July 29, 2010

Associations of counsel in the Supreme Court

Imagine you have been contacted by a client who has lost in the California Court of Appeal and wants to hire you to file a petition for review in the California Supreme Court. How do you become official “counsel of record” for the Supreme Court proceedings? The answer is more complicated than you might think. Don’t bother looking in the rules of court. You won’t find an answer there.

You might think of filing an association of counsel in the Supreme Court. That seems straightforward enough. After all, if the client wanted to bring you in as new counsel for an appeal, you would simply file an association of counsel in the Court of Appeal.

But if you file an association of counsel in the Supreme Court along with your petition for review, you’ll find that the Supreme Court’s clerk’s office won’t accept the association for filing. The clerk’s office will tell you that they cannot accept an association of counsel in a case where the Supreme Court has not granted review, because the Supreme Court lacks jurisdiction over the case. The clerk’s office takes the position that the Court of Appeal still retains jurisdiction over the case until the Supreme Court grants review or the Court of Appeal issues its remittitur and returns jurisdiction to the trial court.

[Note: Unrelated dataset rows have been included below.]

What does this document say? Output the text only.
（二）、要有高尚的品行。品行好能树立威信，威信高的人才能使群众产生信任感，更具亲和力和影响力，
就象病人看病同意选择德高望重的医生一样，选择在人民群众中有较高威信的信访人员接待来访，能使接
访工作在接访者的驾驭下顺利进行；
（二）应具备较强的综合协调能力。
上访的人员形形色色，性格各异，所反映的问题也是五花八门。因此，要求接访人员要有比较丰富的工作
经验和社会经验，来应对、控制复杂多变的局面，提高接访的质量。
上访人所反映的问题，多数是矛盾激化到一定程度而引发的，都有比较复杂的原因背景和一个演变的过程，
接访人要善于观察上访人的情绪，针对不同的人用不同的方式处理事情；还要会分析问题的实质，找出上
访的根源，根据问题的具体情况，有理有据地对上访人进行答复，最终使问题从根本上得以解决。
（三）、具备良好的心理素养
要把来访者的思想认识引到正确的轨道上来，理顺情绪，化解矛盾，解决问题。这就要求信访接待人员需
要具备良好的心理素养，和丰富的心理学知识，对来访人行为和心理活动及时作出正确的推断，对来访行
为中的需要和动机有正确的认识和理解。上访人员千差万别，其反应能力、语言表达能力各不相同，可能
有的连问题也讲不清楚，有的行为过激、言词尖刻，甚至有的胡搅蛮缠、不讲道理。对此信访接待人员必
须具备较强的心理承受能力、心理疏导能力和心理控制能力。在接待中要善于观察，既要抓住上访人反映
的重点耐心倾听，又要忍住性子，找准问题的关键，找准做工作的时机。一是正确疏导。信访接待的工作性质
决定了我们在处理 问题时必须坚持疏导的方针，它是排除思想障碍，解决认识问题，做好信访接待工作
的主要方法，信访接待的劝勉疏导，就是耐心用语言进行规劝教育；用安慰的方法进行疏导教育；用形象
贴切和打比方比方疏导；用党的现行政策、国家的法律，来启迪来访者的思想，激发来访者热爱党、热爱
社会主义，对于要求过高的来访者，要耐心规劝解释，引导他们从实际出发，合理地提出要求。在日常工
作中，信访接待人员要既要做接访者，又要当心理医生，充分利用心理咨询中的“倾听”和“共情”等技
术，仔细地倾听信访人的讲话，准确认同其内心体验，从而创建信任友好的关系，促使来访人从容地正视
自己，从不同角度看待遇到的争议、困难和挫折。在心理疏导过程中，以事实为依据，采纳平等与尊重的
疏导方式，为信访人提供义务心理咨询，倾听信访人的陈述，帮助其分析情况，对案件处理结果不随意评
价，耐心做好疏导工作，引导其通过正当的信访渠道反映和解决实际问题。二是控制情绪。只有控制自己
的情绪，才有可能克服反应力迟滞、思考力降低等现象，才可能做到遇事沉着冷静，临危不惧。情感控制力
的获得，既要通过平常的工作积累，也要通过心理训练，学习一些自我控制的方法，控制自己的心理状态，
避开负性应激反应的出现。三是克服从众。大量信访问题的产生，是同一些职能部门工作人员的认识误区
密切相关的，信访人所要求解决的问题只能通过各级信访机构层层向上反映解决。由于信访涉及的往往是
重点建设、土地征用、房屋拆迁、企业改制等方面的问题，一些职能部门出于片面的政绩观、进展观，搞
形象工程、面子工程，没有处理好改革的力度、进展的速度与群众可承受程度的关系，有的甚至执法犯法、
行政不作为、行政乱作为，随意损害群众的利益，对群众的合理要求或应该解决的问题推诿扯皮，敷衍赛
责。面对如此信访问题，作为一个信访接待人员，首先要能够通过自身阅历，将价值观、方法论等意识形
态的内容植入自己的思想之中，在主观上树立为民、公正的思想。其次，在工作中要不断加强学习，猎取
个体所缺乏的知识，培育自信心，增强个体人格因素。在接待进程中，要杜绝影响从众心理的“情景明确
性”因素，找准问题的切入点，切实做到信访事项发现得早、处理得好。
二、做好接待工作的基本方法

OK, if the Supreme Court’s clerk’s office won’t accept the association of counsel, then you just file an association of counsel in the Court of Appeal, right? Not so fast. In some of the appellate districts in the state (e.g., the Second Appellate District in Los Angeles), the clerk’s office won’t accept an association of counsel after the court’s opinion has already become final. The opinion becomes final 30 days after it is issued, so if you try to file an association of counsel in the Court of Appeal on day 31, the clerk’s office may not accept it.

So what do you do if the client contacts you on day 31? At that time, both the Supreme Court’s clerk’s office and the Second District clerk’s office will refuse to accept your association of counsel. If you think this sounds like a Catch-22, you’re right. But there is a practical, albeit imperfect, solution. Go ahead and file your association of counsel in the Court of Appeal, and serve a copy on the Supreme Court. The Supreme Court clerk’s office will add your name to the on-line docket when they receive the service copy of the association. It doesn’t really matter whether the Court of Appeal accepts the association for filing, because the Supreme Court will recognize you as counsel of record, which is all you need at the petition stage. Well, that and an order granting review.

3 Responses to “Associations of counsel in the Supreme Court”

  1. If the client hired you to file the review petition, why not just put your name on the cover of that document as counsel for the petitioner? That should suffice to make you counsel of record in the Supreme Court proceeding.

  2. Thanks for the comment, Kim. In our experience, if you put your name on the cover of a petition without filing an association of counsel, the Supreme Court won’t recognize you as counsel of record. I tried that myself when we filed the petition for review in O’Neil v. Crane Co., which is currently pending before the court. The court accepted the petition but they didn’t list me or my firm as counsel of record on their on-line docket and they didn’t serve us with copies of orders. I inquired with the clerk’s office and they directed me to file an association of counsel.

  3. I have not experienced that problem. In the past I’ve simply put my name on the petition, and that was sufficient. My name appeared as counsel of record on the online docket and I received copies of orders.